Companies in Area B’s early group, which located there at the earliest stage of agglomeration, state as their reasons both the area’s location along a highway and the existence of a market; however, the group of firms present in the area before 1986 (i.e., the group that located there prior to economic reconstruction) overwhelmingly chose only the area’s location along a major traffic zone (Table 12) (Ministry of Commerce, Industry and Tourism 1971).

In Area N, each group cited the availability of workshop space, and this was the case for the early group as well as the newcomers. On the other hand, the mid-stage and late groups also cited the publicity associated with locating in Area B, which was not a reason given by the early group. The middle stage group also mentioned the existence of customers in the vicinity, which was not mentioned by the early group either. In Area N, the middle stage group mentioned easy access to input goods and the existence of a market; however, there was no definite time-dependent trend in reasons given for location preference.

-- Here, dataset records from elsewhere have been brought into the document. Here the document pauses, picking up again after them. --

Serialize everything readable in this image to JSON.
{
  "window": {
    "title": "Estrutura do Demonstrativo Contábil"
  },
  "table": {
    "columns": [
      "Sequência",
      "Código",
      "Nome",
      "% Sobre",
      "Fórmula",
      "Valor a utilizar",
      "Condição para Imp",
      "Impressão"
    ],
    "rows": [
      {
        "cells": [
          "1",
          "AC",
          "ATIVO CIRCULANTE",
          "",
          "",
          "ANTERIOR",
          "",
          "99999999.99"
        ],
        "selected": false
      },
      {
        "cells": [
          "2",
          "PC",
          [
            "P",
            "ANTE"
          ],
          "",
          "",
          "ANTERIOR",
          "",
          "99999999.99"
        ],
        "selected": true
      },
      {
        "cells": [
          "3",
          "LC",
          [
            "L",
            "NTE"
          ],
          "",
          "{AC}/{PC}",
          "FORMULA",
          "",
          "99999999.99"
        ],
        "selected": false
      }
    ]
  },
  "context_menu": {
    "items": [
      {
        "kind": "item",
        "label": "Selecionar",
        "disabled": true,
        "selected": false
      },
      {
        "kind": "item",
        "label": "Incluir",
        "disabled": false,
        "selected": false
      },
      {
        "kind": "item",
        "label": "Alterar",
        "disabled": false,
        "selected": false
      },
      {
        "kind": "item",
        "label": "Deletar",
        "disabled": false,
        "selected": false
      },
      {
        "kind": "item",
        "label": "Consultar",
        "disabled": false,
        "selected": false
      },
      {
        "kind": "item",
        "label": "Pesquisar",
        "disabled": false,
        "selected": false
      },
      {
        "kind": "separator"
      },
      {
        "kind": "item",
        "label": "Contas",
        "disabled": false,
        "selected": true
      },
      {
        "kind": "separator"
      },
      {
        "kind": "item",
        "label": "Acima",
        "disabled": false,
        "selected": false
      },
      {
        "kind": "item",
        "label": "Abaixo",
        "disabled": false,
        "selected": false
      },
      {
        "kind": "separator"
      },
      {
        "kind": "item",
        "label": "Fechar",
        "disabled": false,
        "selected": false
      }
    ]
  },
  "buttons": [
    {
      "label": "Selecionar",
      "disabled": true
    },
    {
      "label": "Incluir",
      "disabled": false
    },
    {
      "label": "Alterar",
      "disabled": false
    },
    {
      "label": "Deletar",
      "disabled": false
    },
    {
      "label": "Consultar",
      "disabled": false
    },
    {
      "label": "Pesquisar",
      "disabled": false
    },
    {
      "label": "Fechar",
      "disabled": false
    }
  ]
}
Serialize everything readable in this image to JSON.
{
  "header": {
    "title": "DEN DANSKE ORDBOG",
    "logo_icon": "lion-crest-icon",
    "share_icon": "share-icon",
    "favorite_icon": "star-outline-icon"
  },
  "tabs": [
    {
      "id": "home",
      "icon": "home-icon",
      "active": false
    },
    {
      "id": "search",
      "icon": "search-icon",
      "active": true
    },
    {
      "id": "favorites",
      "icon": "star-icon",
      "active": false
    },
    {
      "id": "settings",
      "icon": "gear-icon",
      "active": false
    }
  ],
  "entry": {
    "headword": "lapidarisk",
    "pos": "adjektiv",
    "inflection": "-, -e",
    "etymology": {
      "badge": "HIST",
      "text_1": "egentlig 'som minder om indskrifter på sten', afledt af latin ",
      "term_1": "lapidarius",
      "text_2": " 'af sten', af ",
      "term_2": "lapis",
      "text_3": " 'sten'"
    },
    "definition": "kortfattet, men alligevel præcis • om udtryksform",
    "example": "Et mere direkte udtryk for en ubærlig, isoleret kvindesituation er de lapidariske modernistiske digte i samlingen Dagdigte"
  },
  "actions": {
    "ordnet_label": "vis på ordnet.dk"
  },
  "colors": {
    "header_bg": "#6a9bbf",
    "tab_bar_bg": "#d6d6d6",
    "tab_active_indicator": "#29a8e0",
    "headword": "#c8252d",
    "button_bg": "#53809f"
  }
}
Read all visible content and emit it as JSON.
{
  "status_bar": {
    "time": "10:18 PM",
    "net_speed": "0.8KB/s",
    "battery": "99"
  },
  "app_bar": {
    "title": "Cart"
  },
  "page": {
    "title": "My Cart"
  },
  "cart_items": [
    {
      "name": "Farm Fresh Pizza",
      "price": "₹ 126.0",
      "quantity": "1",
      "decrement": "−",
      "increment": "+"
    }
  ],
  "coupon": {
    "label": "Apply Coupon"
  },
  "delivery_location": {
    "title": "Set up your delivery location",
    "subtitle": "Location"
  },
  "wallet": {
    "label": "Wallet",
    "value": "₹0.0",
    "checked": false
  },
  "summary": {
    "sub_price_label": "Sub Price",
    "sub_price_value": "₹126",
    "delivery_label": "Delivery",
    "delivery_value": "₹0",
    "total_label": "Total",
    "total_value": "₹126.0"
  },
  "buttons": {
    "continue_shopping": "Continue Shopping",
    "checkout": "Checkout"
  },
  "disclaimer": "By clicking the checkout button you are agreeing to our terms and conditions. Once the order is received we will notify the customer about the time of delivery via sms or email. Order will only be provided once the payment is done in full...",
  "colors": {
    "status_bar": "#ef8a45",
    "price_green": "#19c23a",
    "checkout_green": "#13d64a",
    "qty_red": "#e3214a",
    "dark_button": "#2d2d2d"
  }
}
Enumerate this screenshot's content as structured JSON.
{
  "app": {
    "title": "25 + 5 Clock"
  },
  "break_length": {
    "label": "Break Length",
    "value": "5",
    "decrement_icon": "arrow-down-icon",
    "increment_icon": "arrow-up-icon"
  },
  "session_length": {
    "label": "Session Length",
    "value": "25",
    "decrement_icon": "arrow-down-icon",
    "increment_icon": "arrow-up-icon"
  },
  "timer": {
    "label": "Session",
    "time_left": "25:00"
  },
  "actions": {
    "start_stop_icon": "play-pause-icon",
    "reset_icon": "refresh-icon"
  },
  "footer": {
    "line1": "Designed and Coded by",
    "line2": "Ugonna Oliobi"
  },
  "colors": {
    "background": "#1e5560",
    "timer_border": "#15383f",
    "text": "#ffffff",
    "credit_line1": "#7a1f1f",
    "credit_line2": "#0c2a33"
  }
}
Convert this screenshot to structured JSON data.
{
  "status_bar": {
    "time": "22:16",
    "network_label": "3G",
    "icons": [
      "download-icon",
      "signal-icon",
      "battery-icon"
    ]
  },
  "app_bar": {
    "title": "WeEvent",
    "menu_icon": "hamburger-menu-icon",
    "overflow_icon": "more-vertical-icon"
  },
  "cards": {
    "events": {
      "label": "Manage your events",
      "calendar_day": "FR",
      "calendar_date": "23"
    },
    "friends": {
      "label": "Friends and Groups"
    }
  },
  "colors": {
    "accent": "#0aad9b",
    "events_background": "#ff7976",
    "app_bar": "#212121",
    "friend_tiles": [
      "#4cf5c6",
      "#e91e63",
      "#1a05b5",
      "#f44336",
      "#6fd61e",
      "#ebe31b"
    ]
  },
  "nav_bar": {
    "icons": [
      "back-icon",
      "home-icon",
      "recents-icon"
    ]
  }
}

These results appear to indicate that firms in Area B seemingly valued the area’s proximity to CBD and the low cost of plots, along with the heavy traffic through the area. Moreover in recent years, the areas’ reputation as a furniture production centre has been established, and this has attracted SMEs looking for advantageous locations. In the case of the smaller agglomeration in Area N, it appears that the agglomeration has not grown enough to attract firms en masse to the area.

Groups arriving in the early stages of agglomeration were drawn by the areas’ proximity to the commercial centre and location along a major road. However, these conditions are met not only in these two places, but in a vast number of alternative locations. What, then, was the deciding factor that promoted agglomeration in these specific areas during the early stages?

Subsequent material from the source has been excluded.